Before she can ask if she said something wrong, Boyd leans up, sets the laptop on the floor with the movie still playing, and rolls over, until he’s on his side facing her, dark eyes impossible to read.
“Can I tell you something?” he asks, hands drawn up close to his chest.
Erica’s stomach drops again, and she nods, tilting her head down slightly so that she isn’t breathing her germs directly onto his face.
“Yeah. Of course.” For a long time, he stays quiet, just keeps looking at her as the movie drones in the background. He only moves to carefully brush a lank piece of hair away from her forehead.
“I love you,” he says again, but his voice is different this time, deeper and quieter, the distinctive tone of a secret being confessed, brought into the light. “Have since high school. I’ve almost told you more times than I count, but I didn’t want to change things between us. And if you don’t feel the same way, things don’t have to change. You are my friend first, and that matters more to me.
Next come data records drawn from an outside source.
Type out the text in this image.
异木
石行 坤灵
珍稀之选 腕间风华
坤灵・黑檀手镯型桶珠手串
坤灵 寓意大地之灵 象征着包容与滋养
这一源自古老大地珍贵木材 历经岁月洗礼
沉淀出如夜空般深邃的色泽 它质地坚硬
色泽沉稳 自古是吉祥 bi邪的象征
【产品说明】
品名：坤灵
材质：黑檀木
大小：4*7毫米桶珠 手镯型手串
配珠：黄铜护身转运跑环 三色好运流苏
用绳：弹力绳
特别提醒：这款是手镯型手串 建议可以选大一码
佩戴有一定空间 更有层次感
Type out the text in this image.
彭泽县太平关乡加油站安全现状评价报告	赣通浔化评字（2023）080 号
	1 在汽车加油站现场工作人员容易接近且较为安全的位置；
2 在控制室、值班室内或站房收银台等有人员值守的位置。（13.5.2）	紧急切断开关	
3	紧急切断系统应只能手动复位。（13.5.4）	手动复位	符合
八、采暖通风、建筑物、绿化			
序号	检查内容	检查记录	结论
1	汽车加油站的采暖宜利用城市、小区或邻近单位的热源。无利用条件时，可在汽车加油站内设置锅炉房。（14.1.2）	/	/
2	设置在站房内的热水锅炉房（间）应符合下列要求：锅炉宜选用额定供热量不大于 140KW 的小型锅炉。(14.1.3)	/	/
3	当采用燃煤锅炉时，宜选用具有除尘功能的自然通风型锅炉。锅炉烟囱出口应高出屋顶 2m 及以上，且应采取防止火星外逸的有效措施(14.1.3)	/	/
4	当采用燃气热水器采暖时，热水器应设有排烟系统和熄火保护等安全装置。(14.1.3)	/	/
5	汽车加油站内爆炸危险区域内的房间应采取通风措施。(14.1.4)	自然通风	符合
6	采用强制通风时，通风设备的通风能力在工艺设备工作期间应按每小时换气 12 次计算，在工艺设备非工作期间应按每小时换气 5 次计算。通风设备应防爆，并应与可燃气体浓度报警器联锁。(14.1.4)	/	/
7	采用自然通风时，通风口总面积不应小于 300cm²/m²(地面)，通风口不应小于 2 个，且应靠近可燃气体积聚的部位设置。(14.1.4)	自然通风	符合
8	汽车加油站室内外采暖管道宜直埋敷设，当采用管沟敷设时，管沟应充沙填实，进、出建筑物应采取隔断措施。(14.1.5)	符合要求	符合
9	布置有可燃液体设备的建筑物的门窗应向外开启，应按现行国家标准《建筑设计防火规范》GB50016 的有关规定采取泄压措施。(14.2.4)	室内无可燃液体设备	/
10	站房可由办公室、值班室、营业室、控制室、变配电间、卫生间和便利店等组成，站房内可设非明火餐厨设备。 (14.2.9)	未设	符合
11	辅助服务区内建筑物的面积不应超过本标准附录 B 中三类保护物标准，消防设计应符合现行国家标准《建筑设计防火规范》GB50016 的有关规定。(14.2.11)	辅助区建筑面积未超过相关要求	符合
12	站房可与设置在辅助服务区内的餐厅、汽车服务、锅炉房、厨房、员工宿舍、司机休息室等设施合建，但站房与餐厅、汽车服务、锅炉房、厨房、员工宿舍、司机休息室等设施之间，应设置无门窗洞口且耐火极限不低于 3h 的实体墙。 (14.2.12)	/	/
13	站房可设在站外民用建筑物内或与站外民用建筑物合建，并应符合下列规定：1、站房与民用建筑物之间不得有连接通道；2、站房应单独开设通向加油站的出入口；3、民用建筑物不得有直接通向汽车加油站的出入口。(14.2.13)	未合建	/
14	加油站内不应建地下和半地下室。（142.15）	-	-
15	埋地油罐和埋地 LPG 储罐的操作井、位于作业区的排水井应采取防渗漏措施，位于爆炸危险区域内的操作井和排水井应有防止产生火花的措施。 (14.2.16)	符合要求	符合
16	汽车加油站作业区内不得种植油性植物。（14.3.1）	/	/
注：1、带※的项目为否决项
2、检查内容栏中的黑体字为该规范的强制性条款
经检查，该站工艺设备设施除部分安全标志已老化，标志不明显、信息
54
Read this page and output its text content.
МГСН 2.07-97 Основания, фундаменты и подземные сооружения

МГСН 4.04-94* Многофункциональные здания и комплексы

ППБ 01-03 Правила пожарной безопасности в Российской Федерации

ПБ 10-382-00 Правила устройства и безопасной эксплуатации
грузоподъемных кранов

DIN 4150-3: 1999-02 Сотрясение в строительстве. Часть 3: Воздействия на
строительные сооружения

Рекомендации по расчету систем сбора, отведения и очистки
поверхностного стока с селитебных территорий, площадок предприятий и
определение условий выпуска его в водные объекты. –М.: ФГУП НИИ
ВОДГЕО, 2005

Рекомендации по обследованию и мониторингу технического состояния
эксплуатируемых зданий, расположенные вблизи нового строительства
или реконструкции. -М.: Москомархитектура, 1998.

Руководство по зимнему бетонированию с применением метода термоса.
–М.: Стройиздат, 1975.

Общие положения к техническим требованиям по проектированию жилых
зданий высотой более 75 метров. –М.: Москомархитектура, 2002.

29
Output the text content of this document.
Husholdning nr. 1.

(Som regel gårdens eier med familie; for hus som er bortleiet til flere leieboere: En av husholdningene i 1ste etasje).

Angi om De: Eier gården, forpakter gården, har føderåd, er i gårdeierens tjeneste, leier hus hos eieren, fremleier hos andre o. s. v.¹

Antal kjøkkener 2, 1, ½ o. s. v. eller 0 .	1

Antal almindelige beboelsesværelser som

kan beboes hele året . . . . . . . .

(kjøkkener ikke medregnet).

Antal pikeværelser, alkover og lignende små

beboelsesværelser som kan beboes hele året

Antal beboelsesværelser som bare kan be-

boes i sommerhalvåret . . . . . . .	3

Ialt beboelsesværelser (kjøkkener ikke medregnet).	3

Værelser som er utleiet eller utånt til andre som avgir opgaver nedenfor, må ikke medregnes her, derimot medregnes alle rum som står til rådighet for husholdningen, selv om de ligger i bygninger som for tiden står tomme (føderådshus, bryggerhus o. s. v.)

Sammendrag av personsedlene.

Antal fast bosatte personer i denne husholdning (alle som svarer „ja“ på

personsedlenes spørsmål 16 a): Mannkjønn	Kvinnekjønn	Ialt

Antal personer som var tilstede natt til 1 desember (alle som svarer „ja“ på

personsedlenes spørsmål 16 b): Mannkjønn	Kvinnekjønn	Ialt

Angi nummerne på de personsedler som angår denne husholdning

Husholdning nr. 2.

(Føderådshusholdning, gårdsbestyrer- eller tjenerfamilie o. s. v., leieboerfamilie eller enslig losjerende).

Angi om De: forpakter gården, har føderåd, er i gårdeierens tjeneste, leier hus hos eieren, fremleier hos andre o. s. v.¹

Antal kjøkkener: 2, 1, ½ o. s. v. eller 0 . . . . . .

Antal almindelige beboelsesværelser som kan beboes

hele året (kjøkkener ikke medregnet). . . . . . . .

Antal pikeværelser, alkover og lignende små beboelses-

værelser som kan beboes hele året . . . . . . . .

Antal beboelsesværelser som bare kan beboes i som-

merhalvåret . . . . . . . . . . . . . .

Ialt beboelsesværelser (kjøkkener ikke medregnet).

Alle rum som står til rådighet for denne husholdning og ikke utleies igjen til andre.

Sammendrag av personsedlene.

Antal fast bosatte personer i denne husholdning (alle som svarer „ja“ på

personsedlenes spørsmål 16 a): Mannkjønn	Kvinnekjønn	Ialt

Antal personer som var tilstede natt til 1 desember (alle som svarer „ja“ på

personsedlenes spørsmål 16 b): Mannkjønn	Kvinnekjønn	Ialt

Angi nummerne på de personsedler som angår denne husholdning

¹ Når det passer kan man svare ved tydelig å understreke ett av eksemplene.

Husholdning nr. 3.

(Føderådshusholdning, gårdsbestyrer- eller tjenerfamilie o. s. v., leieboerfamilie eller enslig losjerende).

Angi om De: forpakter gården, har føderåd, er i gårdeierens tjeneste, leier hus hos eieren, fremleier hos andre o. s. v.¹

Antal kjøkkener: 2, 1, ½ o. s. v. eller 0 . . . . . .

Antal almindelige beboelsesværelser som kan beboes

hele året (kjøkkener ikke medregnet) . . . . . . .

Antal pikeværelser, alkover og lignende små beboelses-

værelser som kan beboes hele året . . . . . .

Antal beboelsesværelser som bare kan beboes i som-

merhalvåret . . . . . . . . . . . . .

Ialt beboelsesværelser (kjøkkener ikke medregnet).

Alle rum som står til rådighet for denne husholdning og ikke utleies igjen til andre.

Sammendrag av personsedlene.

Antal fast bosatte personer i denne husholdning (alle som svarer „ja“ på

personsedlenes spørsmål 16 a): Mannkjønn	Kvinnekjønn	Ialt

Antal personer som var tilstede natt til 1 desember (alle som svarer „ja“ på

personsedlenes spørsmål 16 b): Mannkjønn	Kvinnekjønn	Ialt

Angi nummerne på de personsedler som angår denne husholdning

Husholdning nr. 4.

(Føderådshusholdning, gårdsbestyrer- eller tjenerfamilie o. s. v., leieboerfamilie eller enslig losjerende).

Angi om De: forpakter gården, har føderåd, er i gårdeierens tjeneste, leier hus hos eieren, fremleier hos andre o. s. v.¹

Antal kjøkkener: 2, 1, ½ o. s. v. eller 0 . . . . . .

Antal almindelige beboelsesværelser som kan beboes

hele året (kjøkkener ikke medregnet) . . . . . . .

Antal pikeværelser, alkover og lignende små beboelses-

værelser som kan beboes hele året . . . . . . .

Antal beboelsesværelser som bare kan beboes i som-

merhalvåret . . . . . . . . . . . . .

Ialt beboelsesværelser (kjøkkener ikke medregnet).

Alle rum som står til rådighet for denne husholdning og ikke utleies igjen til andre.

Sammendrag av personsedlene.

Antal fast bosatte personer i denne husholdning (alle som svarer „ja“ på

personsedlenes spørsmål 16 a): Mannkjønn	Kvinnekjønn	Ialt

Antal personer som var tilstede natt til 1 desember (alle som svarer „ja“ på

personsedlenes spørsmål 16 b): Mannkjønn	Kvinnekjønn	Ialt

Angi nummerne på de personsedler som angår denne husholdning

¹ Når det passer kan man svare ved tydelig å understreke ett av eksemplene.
Okay?”
It’s the longest Erica has heard him say in one go in a very long time. Possibly ever. But it’s still short and succinct, doesn’t ramble on like some of the love confessions she has overheard, and if it were under any other circumstances, if she wasn’t sick and exhausted and gross, she would simply close the space between them and kiss him.
Instead, she simply laughs quietly, slides closer and asks, “We're not even dating, and this is the moment you use to tell me that you're in love with me? When I can barely breathe and look like roadkill or something?"
“You don’t look like roadkill,” Boyd says, pushing more hair away from her face, sounding genuinely confused. “And honestly? It just felt like the right time. I don’t know. That’s all I’ve got.” Erica laughs again and shuffles even closer, until her head is tucked underneath Boyd’s chin and her face is pressed into the solid strength of his chest.
“I’ll take it,” she says, letting one arm fall around his waist. “I love you too.” She lets her eyes fall closed, and his head moves, the edge of his chin replaced with the softness of his mouth on top of her head. “Can I kiss you when I’m no longer a plague carrier?”
Boyd snorts and presses a kiss to her temple.
“Yes. Get some rest. I’ll be here if you need anything.”
Erica doesn’t need to be told twice. She’s asleep within minutes, and this time, she actually stays asleep for a long period of time. When she awakes again, shivering slightly, Boyd is right beside her, holding a book in one hand, arm still wrapped around her shoulders.
She still feels terrible, but while having Boyd there doesn’t make her physical symptoms go away, it does make her smile as she closes her eyes again and, well, she’s counting that as a victory nonetheless.